カレン「お兄ちゃんの事だからカレンに意地悪い事を言うって思ってたもんっ!そうやってお兄ちゃんだけ良いの食べてズルい~!」

 

八幡「それならお前も食堂で食べればいいだろ。デザートが無いわけじゃないんだから。」

 

カレン「………お兄ちゃん?」

 

八幡「………私にもちょうだいってか?」

 

カレン「そっ♪」

 

八幡「えぇ~でもカロリーがなぁ~……」

 

カレン「お兄ちゃんの事だもん、無塩バターとか使うんでしょ?」

 

八幡「バレてるか……」

 

カレン「お兄ちゃんとはもう1年も一緒に居るんだもん、そのくらい分かるよ~だっ!」

 

八幡「じゃ、お前にも作ってやるよ。
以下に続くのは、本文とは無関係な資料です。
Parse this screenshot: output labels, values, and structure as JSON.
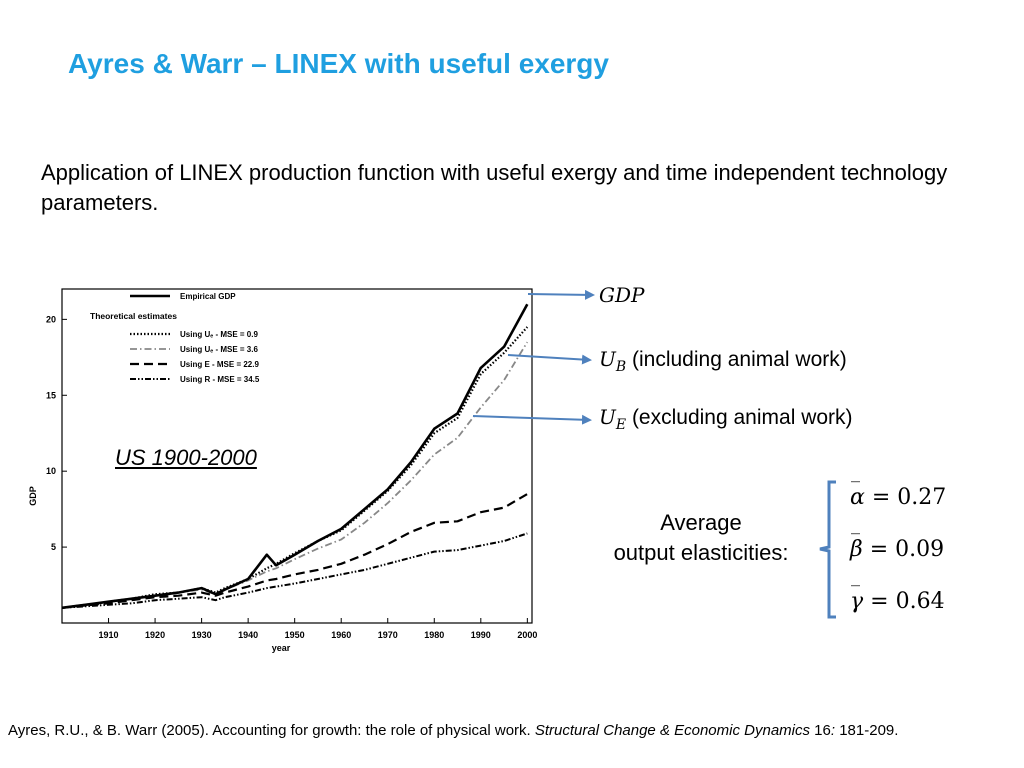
{
  "slide": {
    "title": "Ayres & Warr – LINEX with useful exergy",
    "intro": "Application of LINEX production function with useful exergy and time independent technology parameters.",
    "region_label": "US 1900-2000",
    "annotations": {
      "gdp": "GDP",
      "ub_symbol": "U",
      "ub_sub": "B",
      "ub_text": "(including animal work)",
      "ue_symbol": "U",
      "ue_sub": "E",
      "ue_text": "(excluding animal work)"
    },
    "elasticities": {
      "label_line1": "Average",
      "label_line2": "output elasticities:",
      "alpha_sym": "α",
      "alpha_val": "= 0.27",
      "beta_sym": "β",
      "beta_val": "= 0.09",
      "gamma_sym": "γ",
      "gamma_val": "= 0.64",
      "bar_char": "‾"
    },
    "citation": {
      "authors": "Ayres, R.U., & B. Warr (2005). Accounting for growth: the role of physical work. ",
      "journal": "Structural Change & Economic Dynamics",
      "volume": " 16",
      "colon": ":",
      "pages": " 181-209."
    }
  },
  "chart_data": {
    "type": "line",
    "xlabel": "year",
    "ylabel": "GDP",
    "xlim": [
      1900,
      2001
    ],
    "ylim": [
      0,
      22
    ],
    "xticks": [
      1910,
      1920,
      1930,
      1940,
      1950,
      1960,
      1970,
      1980,
      1990,
      2000
    ],
    "yticks": [
      5,
      10,
      15,
      20
    ],
    "legend": {
      "placement": "top-left",
      "heading": "Theoretical estimates"
    },
    "x": [
      1900,
      1905,
      1910,
      1915,
      1920,
      1925,
      1930,
      1933,
      1935,
      1940,
      1944,
      1946,
      1950,
      1955,
      1960,
      1965,
      1970,
      1975,
      1980,
      1985,
      1990,
      1995,
      2000
    ],
    "series": [
      {
        "name": "Empirical GDP",
        "style": "solid",
        "color": "#000000",
        "values": [
          1.0,
          1.2,
          1.4,
          1.6,
          1.8,
          2.0,
          2.3,
          1.9,
          2.2,
          2.9,
          4.5,
          3.8,
          4.5,
          5.4,
          6.2,
          7.5,
          8.8,
          10.6,
          12.8,
          13.8,
          16.8,
          18.2,
          21.0
        ]
      },
      {
        "name": "Using Uₑ - MSE = 0.9",
        "style": "dotted",
        "color": "#000000",
        "values": [
          1.0,
          1.2,
          1.4,
          1.6,
          1.9,
          2.0,
          2.3,
          2.0,
          2.3,
          2.9,
          3.6,
          3.9,
          4.6,
          5.4,
          6.1,
          7.4,
          8.7,
          10.4,
          12.5,
          13.5,
          16.4,
          17.8,
          19.5
        ]
      },
      {
        "name": "Using Uₑ - MSE = 3.6",
        "style": "dashdot",
        "color": "#888888",
        "values": [
          1.0,
          1.2,
          1.4,
          1.6,
          1.8,
          2.0,
          2.2,
          1.9,
          2.2,
          2.8,
          3.4,
          3.6,
          4.2,
          4.9,
          5.5,
          6.6,
          7.9,
          9.4,
          11.1,
          12.2,
          14.2,
          16.0,
          18.5
        ]
      },
      {
        "name": "Using E - MSE = 22.9",
        "style": "dashed",
        "color": "#000000",
        "values": [
          1.0,
          1.15,
          1.3,
          1.5,
          1.7,
          1.8,
          2.0,
          1.8,
          2.0,
          2.4,
          2.8,
          2.9,
          3.2,
          3.5,
          3.9,
          4.5,
          5.2,
          6.0,
          6.6,
          6.7,
          7.3,
          7.6,
          8.5
        ]
      },
      {
        "name": "Using R - MSE = 34.5",
        "style": "dashdotdot",
        "color": "#000000",
        "values": [
          1.0,
          1.1,
          1.2,
          1.3,
          1.5,
          1.6,
          1.7,
          1.5,
          1.7,
          2.0,
          2.3,
          2.4,
          2.6,
          2.9,
          3.2,
          3.5,
          3.9,
          4.3,
          4.7,
          4.8,
          5.1,
          5.4,
          5.9
        ]
      }
    ]
  }
}
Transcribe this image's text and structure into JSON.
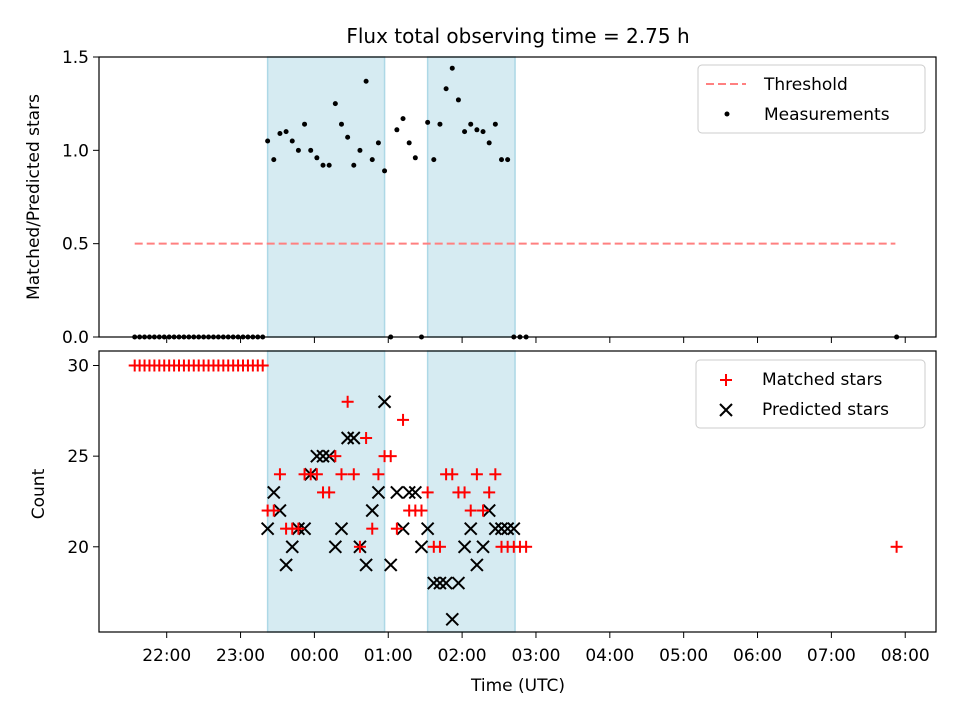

まっ、最初からそのつもりだったしな。」

 

カレン「わぁ~い、ありがとうお兄ちゃんっ♪」

 

八幡「………いや待てよ?さっきポカポカと叩かれたっけなぁ~?」

 

カレン「わぁ~ごめんなさ~いっ!」ナデナデ

 

 

こうしてカレンの最終調整は終了したのだが、何とも締まらない終わり方だ……っていうか自分で作るって言ったけど、施設の厨房借りれるかな?

 

 

ーーー自室ーーー

 

 

八幡「……函館スプリントの後も考えないとな。」

 

 

けどどうする?今年の最大目標のスプリンターズSに向けてトレーニングをしながら本番に備えるか、レースの経験をさせながら本番に向かうか……どっちの選択肢もありなんだよなぁ。重賞のレース経験は既にあるからある程度の舞台の緊張感は理解していると思う。

 

トレーニングをする場合は簡単だが、レースの場合だよな。何に出るかだ……近場で考えるなら札幌のキーンランドCになる。1ヵ月くらい間隔が空くからちょうど良いはちょうど良いしな。

 

 

八幡「カレンと相談だな。トレーニングかレースかは本人に決めてもらおう。よし、ちょっと此処の調理スタッフに厨房借りれるか聞いてみるか。」

 

 

相談の結果、厨房は借りれたから俺の夕飯は確保された。それにプラスしてカレンのデザートも。

 

 

ーーー厨房ーーー

 

 

1「中央のトレーナーさんってお料理も出来るんですね~。」

 

2「いやいや、アレはただ丼に盛り付けてるだけでしょ……アレだけの為に厨房借りたいなんて、ちょっとやめてほしいんだけど……」

 

1「でもあのトレーナーさん、たくさん食材持って来てましたよ?っていう事はまだ料理するんじゃないですか?」

 

2「どうだろうね?今やってるのは海鮮丼みたいだけど。」

 

 

よし、とりあえずパパッと飯食って調理再開するか。

 

 

ーーー数十分後ーーー

 

 

1「………」

 

2「………」

 

八幡「………」テキパキ

 

2「えっと、あのトレーナーさん……元料理人?」

 

1「手際が良過ぎる……しかも今作ってるのって絶対にデザートですよね?」

 

2「食材的にチーズケーキだね。味が気になり過ぎるんだけど……」

 

 

よし、じゃあ次はスポンジだな。んで寝かせてから付け合わせのソースだな。